No, I dunno, it's more complicated than that. Inertia, politically-"safe" choices, insular corporate cultures that grow detached from the outside world...
@JeremyBanks as a very long time JavaScript developer, I must admit there is a point in such views. The flexibility of the language, the fact it has no strict rules for variables (e.g. you can set x to be int, then later on in the code to be date, then complex object, etc) making it really really easy to make it into real mess. It requires lots of skill and patience to write properly structured code with it.
Anonymous
@ShadowWizard That's why "Modern JavaScript", in my idealized over-simplified view, is typed.
Anonymous
Ideally TypeScript, because it is the best in almost every dimension, but Flow or Closure can be used too.
@Shog9 Very much. PHP has recently improved dramatically, but it'll be another ten years before most people glance past their old impressions enough to realize.
Because when you "just use jQuery" 😉 your code often depends in fragile ways on the DOM structure, instead of having clean access to an client view model. It's easier to miss an edge case.
Elections are very edgy cases.
Anonymous
3:42 PM
Meta is deleting "Why does stack use jQuery?" while upvoting a bug caused by stack's use of jQuery.
Anyway, the root explanation for why election pages don't do [X,Y,Z..] is that they were hacked together many years ago and mostly forgotten for subsequent changes because there didn't happen to be an election going on when those changes were made.
See also: why comment flags didn't link properly in the mod dashboard
...which is why they had to be removed...
...which is why comment voting had to be removed...

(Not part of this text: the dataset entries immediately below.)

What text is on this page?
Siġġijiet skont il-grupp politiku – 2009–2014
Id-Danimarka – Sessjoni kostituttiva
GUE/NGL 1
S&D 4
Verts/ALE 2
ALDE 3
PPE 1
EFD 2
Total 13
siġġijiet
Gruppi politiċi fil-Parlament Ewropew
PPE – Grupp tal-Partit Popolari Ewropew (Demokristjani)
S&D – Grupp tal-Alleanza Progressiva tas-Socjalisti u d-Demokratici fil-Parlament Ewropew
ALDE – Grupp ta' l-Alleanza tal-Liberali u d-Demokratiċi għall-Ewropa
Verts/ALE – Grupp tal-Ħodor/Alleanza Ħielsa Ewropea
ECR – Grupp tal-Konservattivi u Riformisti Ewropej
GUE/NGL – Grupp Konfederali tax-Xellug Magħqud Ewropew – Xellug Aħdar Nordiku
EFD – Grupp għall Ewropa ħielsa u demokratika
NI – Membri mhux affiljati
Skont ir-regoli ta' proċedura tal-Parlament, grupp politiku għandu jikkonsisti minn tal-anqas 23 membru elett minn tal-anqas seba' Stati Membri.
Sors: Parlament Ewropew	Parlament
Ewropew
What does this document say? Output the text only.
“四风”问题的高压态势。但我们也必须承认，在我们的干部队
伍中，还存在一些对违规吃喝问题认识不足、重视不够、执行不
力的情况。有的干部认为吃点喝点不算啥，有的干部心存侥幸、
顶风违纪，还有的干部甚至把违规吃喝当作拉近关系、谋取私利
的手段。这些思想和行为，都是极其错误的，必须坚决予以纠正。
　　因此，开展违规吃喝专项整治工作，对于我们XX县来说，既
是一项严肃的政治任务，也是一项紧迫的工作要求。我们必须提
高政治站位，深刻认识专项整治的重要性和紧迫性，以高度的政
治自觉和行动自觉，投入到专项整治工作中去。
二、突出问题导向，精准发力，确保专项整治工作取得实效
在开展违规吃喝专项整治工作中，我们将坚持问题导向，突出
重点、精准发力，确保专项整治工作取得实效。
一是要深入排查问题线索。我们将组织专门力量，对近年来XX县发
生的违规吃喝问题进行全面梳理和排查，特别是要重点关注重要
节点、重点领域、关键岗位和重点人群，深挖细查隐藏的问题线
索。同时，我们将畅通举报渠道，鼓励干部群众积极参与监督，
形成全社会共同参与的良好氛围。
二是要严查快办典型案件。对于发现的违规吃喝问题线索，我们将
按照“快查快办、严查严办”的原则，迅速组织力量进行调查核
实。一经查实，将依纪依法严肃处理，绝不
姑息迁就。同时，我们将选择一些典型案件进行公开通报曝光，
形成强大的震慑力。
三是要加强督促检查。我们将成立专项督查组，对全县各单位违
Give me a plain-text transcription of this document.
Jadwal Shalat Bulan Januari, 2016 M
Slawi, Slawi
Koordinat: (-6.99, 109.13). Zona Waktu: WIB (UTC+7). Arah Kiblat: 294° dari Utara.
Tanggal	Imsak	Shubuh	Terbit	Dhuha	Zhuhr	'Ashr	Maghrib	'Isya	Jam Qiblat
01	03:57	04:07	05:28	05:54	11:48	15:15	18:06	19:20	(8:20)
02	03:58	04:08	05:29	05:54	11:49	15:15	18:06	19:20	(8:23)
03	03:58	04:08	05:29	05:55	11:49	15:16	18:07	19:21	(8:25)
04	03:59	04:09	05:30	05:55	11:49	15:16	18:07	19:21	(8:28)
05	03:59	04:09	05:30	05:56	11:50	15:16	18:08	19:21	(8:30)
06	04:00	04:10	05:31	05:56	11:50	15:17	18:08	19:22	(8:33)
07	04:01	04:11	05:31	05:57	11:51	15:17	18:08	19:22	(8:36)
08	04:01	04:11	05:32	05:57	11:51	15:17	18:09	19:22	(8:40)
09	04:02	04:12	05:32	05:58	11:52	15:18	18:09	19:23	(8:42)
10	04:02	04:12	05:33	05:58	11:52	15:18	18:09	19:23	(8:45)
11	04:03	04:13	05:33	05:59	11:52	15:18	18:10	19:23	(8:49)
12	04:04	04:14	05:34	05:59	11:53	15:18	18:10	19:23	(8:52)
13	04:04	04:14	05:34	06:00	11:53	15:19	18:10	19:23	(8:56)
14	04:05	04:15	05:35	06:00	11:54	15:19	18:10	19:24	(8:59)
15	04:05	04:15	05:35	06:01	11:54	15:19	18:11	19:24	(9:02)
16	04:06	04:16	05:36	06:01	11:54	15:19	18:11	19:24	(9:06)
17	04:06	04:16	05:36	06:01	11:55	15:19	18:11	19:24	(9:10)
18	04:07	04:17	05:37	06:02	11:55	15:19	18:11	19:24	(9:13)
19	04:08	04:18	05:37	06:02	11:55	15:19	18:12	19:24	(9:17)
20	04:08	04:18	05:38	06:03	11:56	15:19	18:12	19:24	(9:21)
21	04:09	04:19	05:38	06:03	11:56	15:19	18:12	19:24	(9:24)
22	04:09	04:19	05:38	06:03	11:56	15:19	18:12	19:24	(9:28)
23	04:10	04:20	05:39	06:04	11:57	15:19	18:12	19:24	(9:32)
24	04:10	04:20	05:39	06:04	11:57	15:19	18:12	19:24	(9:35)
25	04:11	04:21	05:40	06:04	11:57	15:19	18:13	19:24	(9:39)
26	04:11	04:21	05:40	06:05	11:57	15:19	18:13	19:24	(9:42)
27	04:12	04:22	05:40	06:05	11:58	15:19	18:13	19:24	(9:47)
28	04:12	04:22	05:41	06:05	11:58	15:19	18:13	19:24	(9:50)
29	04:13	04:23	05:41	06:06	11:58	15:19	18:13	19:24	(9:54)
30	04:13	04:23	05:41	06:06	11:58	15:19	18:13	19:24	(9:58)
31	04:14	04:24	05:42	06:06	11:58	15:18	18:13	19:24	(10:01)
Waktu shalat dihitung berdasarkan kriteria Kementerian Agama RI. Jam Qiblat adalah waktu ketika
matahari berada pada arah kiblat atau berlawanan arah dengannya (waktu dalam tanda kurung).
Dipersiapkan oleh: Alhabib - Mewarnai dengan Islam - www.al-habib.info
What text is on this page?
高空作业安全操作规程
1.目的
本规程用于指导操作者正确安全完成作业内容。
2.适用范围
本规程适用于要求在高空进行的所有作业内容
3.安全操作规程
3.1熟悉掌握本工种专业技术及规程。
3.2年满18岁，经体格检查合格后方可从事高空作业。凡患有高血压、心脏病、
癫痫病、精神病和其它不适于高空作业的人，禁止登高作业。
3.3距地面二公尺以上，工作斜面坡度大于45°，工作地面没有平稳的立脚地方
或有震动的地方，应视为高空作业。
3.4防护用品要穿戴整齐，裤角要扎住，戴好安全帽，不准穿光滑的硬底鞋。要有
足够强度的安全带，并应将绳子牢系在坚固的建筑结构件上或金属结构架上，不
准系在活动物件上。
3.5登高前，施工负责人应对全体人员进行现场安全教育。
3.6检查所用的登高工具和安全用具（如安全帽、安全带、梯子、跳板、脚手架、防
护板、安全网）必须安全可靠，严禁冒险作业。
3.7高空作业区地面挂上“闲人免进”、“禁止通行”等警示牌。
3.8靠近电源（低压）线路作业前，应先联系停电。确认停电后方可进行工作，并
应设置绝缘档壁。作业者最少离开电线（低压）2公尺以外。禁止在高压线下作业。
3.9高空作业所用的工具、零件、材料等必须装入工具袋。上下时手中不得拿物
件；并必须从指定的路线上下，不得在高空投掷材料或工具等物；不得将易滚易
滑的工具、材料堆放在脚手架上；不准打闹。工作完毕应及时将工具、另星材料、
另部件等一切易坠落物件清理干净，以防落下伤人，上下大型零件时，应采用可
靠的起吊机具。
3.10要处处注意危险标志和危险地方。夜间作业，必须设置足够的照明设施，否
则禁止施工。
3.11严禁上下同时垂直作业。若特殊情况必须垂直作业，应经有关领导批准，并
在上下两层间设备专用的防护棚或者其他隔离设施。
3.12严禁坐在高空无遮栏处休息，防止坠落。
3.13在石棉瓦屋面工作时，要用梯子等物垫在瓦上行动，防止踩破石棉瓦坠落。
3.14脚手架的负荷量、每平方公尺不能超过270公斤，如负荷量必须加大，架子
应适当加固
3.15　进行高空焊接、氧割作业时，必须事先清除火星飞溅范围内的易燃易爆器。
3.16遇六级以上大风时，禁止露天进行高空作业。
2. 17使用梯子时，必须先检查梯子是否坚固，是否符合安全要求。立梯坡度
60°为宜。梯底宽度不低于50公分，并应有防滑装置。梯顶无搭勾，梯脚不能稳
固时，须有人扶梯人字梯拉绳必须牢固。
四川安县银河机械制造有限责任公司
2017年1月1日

@Shog9 well it's very clear what is the variable.... ;)
Anonymous
It fit the context: you were complaining about overweight blogs, and I think Google themselves has blogs that use Polymer, which uses the Shadow DOM (as well as a Virtual DOM IIRC), which wasn't supported natively so required a massive complex polyfill, which ran like shit on mobile... to display a few paragraphs of text.
every single generation of web-dev tools feels like it falls into this same trap: certain views need a ton of interconnected state, which is hard, so someone builds a tool to manage that state. And builds it into a framework. Which then gets used for everything.
user315433
4:09 PM
> When things are bad, just remember that there could be an aggressive rabbit trying to take the acorns you’ve been gathering all morning. -- A bear at 7:05 AM - 21 Mar 2018
user315433
Bloated JS frameworks are not that bad in comparison
@shog9 irt your off-topic/other site rewording I'm the final close voter for question 10 and I checked on SuperUser but I concluded that the exact same view only exists on SO because this is what I see on SU. I can live with that question staying on MSE but I rather learn what I missed / need to look for / should have asked the OP.